When a nation projects such as vertical chicken coops, conucos, hydroponic orchards, a return to chalk and erasers, and furthermore, when research centers such as Intevep, corporate universities such as CIED are destroyed, or they are left to their own devices, these “advances” are nothing but a return to a form of feudalism.
The fate of institutes such as IVIC and universities is harassed; what is imposed and established in Venezuela is for its national journey to be the opposite path to that followed by prosperous societies.

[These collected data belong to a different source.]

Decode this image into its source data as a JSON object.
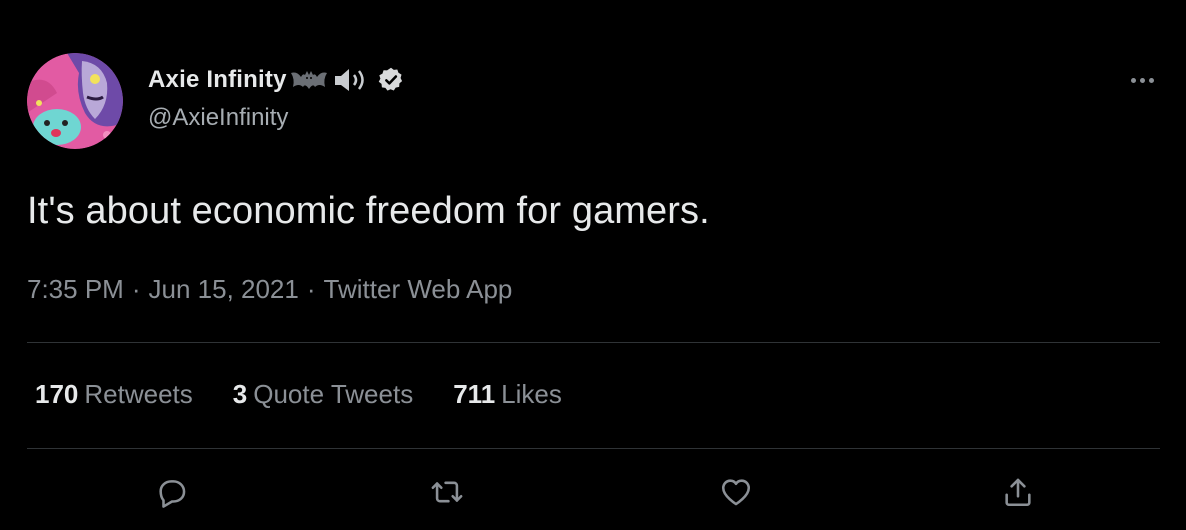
{
  "author": {
    "display_name": "Axie Infinity",
    "handle": "@AxieInfinity",
    "verified": true,
    "emojis": [
      "bat-emoji",
      "speaker-emoji"
    ],
    "avatar_icon": "axie-avatar"
  },
  "tweet": {
    "text": "It's about economic freedom for gamers.",
    "time": "7:35 PM",
    "date": "Jun 15, 2021",
    "source": "Twitter Web App",
    "separator": "·"
  },
  "stats": {
    "retweets_count": "170",
    "retweets_label": "Retweets",
    "quotes_count": "3",
    "quotes_label": "Quote Tweets",
    "likes_count": "711",
    "likes_label": "Likes"
  },
  "actions": [
    "reply-icon",
    "retweet-icon",
    "like-icon",
    "share-icon"
  ],
  "colors": {
    "background": "#000000",
    "text": "#e7e9ea",
    "secondary": "#8b9096",
    "divider": "#2f3336"
  }
}
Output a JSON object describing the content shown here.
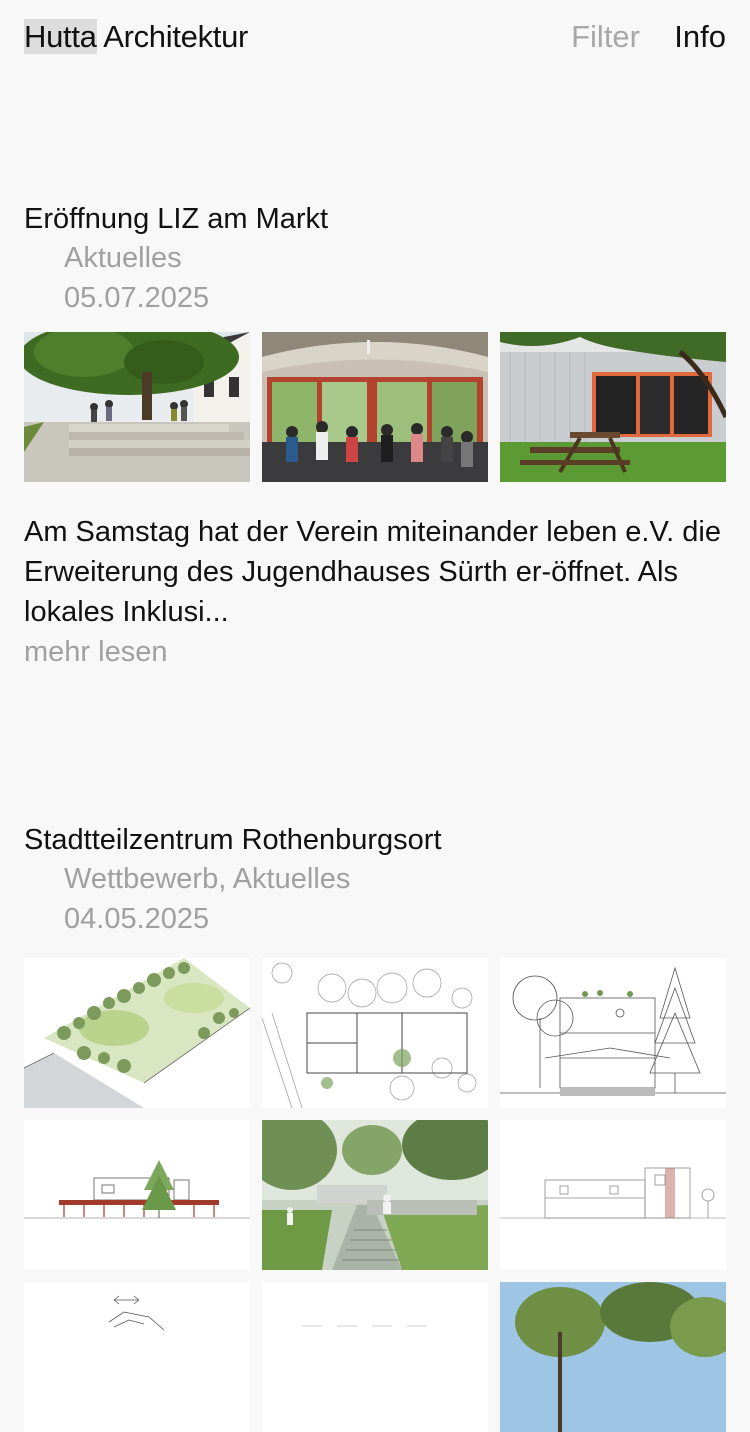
{
  "header": {
    "brand_first": "Hutta",
    "brand_second": " Architektur",
    "filter_label": "Filter",
    "info_label": "Info"
  },
  "posts": [
    {
      "title": "Eröffnung LIZ am Markt",
      "category": "Aktuelles",
      "date": "05.07.2025",
      "images": [
        "photo-tree-courtyard-steps",
        "photo-interior-vaulted-hall-crowd",
        "photo-facade-picnic-table"
      ],
      "excerpt": "Am Samstag hat der Verein miteinander leben e.V. die Erweiterung des Jugendhauses Sürth er-öffnet. Als lokales Inklusi...",
      "more_label": "mehr lesen"
    },
    {
      "title": "Stadtteilzentrum Rothenburgsort",
      "category": "Wettbewerb, Aktuelles",
      "date": "04.05.2025",
      "images": [
        "drawing-site-plan-axonometric",
        "drawing-floor-plan",
        "drawing-section-trees",
        "drawing-elevation",
        "render-garden-path",
        "drawing-section-building",
        "drawing-sketch",
        "drawing-plan-faint",
        "render-trees-sky"
      ]
    }
  ],
  "colors": {
    "background": "#f8f8f8",
    "text": "#111111",
    "muted": "#a0a0a0",
    "brand_highlight": "#dddddd"
  }
}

Plainly speaking, the plan proposed by the Chavista regime at the start of the Bolivarian revolution in 1999 consists of moving back a country from capitalism to obscurantism, the ideal formula to multiply poverty. It is the real “endogenous model” intended to be an alternative to globalization and capitalism.
The Petare Parish
“I promise you that we will meet again in a cheerful, modern, and hygienic urbanization that we are going to build for you in La Urbina this year.”
With these words, President Rómulo Betancourt, “The Father of Venezuelan Democracy” and the 47th and 54th President of Venezuela, serving from 1945 to 1948 and again from 1959 to 1964 and who at the time of the quote above was already serving two years in the first magistracy, promised a better quality of life to the residents of the San Isidro barracks.
The invasions and the hamlets had covered the old Hacienda La Urbina and the young democracy did not hesitate to expropriate the land. Those streams full of animals according to the testimonies of the first inhabitants now had zinc and wooden houses.
The oil boom of the 1970s contributed to the proliferation of block and concrete houses, those terracotta-colored cubes that today dominate the landscape of the different neighborhoods of the parish.
A Government “for the Poor”
El Rey y la Reina en el Mercado de Petare (King and Queen at the Petare Market) takes its feudalistic title from the poverty-stricken Caracas parish, Petare, and is a modernist homage to Petare-based painter Barbaro Rivas. Although it has been said since the 1990s that the Petare parish is the largest favela in South America, there is no record to prove it.
There has always been poverty in Petare; however, the economic crisis began to suffocate Petareños in 2014. In Petare, the people live off the scavenging. Although most had permanent jobs at the time, no one ate and still does not eat from the wages they earn. Alas, the most vulnerable populations rely heavily on government bonds and food rations. A huge market encompasses the Petare streets, where stalls and crowds impede free movement and make it impossible to maintain order.
There are no longer traces of those fields and coffee plantations of the colony; the mountains are littered with unglazed houses that contrast with middle-class areas such as La Urbina, El Llanito, and Palo Verde. The Guaire River enters Petare already full of garbage and pestilence.